• The three of us are left alone, stunned, in the alleyway. My thoughts are buzzing around in the inside of my skull like a bee-hive. So many questions, so many things I want to ask the man in black, Cross. I turn to look at the corpse of the “Lighter” as he had called it. It's gone, nothing but a splotch of black ashy pavement remains where it's body had been. It just looks now like someone had lit a fire there. Felicity breaks her zombie-like trance of fear and runs to us, throwing her arms around Lloyd and burying her face in his chest. She's crying again. Scared to death. I can't blame her. Though inside I'm hurt a little that she didn't cry to me. But that doesn't matter right now.
    Lloyd looks up from her to me, a much more serious and somber tone on his face than I have ever seen. “What do we do now? We've got no proof that any of this happened...if we tell anyone, they'll call us crazy.” He was scared too. We all were.
    “I'm not sure...” I pause to reflect on what Cross had said. Millions of those things. All hungry. All coming our way. Starting tomorrow, you're going to need me. Those had been his words. I look with disdain up at the blood-red moon hung over our heads. The Festival. Somethings going to happen tomorrow at the festival.
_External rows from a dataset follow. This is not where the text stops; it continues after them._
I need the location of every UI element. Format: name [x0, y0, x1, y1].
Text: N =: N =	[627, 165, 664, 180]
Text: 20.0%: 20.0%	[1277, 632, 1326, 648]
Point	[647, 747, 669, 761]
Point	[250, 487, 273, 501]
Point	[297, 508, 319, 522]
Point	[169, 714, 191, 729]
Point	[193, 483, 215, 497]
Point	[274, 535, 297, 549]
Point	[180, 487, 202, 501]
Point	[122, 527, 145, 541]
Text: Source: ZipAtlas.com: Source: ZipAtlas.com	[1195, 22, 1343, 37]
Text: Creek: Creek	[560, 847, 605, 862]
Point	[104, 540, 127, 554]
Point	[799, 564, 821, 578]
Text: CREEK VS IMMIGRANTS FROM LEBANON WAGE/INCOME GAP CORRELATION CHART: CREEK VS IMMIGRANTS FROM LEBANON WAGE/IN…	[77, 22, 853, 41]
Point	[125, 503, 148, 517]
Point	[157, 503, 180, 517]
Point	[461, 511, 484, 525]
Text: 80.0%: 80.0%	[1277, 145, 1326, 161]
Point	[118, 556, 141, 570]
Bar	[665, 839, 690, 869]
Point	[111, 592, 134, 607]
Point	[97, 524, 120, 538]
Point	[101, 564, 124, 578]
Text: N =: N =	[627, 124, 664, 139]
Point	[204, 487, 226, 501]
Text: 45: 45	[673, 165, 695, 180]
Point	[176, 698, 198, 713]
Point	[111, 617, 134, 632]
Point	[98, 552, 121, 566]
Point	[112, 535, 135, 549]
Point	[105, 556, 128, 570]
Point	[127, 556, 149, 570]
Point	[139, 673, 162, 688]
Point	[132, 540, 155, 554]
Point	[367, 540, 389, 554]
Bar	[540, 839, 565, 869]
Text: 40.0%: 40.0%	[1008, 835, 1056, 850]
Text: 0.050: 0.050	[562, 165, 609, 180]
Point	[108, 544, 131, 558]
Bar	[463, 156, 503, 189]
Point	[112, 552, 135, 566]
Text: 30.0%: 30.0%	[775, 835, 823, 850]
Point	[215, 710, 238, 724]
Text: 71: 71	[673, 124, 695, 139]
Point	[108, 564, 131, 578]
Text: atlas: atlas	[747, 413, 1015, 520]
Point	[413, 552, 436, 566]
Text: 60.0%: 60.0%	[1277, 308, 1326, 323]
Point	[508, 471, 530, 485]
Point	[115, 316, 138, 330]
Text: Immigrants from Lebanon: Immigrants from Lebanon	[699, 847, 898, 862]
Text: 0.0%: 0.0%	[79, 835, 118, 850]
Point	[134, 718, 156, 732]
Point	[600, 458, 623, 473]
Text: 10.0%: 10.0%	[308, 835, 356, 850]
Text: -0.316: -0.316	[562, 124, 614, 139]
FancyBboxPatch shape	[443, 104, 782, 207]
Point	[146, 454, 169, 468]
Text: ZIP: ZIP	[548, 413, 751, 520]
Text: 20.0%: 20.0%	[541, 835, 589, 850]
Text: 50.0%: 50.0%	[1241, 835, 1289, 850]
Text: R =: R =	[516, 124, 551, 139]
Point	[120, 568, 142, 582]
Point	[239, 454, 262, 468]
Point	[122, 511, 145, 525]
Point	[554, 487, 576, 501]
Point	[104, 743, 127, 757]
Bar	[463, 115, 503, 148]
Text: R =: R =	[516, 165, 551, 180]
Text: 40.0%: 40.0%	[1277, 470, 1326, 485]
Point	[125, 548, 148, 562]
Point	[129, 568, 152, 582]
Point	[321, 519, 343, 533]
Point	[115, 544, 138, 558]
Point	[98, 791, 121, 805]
    I turn back to Lloyd and Felicity. “There's not much we can do now...We just have to wait it all out, and see what happens tomorrow. We have to be prepared for anything.” I slowly pick up the bat laying at my feet. Some of my blood is splattered on it. But only a little. Mom can't see that. I'll have to clean it, and wash the clothes I'm wearing.
    Lloyd looks at me like he's seen a ghost, his jaw slack. “You're kidding me right? After this, you're just going to 'wait and see'?” He pushes Felicity off of him a bit and turns to me. “We're just kids, Sax. Not superheroes.” He places a hand on Felicity's back and nudges her toward the house. “Let's get some sleep,” his eyes rest on me again. “you've got some cleaning to do, pal.”
    Back home. I'm scrubbing blood out of my pants with soap and hot water. I've already washed the bat off and replaced it and the plunger in the closet exactly like they were found. Mom can't know that any of this happened. She wouldn't believe us anyway, and she'd just freak out and call the cops seeing the blood. She's very panicky sometimes. I have a feeling that come tomorrow she's going to have a reason to be.
    Lloyd and Felicity pass out quickly when we get home. Both exhausted from the shock of the entire event. Poor Felicity's face is red and her eyes are swollen a little from the crying. I begin to wonder if she'd been crying because she was scared, or because she thought something bad might happen to me. I play with this thought for a while as I scrub blood from my pants. Cross fixed the fabric too when he healed my leg. It's just blood-stained pretty bad. I'll be up all night trying to get this out.
    I am up clear through the night like I anticipated. I wake Lloyd and Felicity before my mom wakes up, so we can sneak Felicity out the window and she can run home. My mom doesn't know and doesn't need to know that I had a girl here overnight. Being the daughter of a cop, I'm surprised she was able to get out of her house, and begin to wonder if her dad knew where she had gone or that she was gone at all.
    The rest of the beginning of the day goes by quickly and monotonously. We eat breakfast, mom gets up, starts preparing food for the annual festival bake-off, the usual. Felicity got home okey, but we all agreed that we'd meet back up at the festival this evening. I know something big is going to happen, every fiber of my being is quaking. Both with anticipation, and extreme fear of the unknown.
    Lloyd hangs around my house the rest of the day. When my mom's not around, we talk in hushed voices about the “Lighter”, Cross, and his eerie last words to us. That man in black is on my mind constantly. He chills me right down to the core of my bones. I've never been so scared by another person as I am by him. With this fear though, I find my self having an immediate respect for him. He did help us out, after all. I probably would have died had he not showed up. But I still don't trust him.
    We're sitting on the couch, tossing a balled bit of paper back and forth, when I look up and see the clock. 6:46. The festival begins at seven o'clock. I peer out the window. It's starting to get a tiny bit dark, but not too much. The red moon hangs dimly, low in the sky. I tug lightly on the sleeve of Lloyd's shirt. “Come on, let's go. We're supposed to meet Felicity at the gate when the Festival begins.” Lloyd nods and we both get up to head for the door. Mom touches my shoulder to stop me, and s I turn she smiles sweetly.
    “I'll give you a ride hon, if you want. I'm going to head over with my special Triple-Layer Fudge Cake for the bake-off in just a moment.” She gestures towards the kitchen.
    “No, that's okay mom.” I chuckle nervously, raising a hand slightly as if to put some space between me and my mother. “Me and Lloyd are going to walk.” For a minute I forget about the eery message of what might await us at the festival and picture how embarrassing it would be to show up with my “mommy”. It makes me shutter a bit inside, but I quickly discard the thoughts. “Come on Lloyd, we'd better get going.” With that, we head out the door into the cool evening air.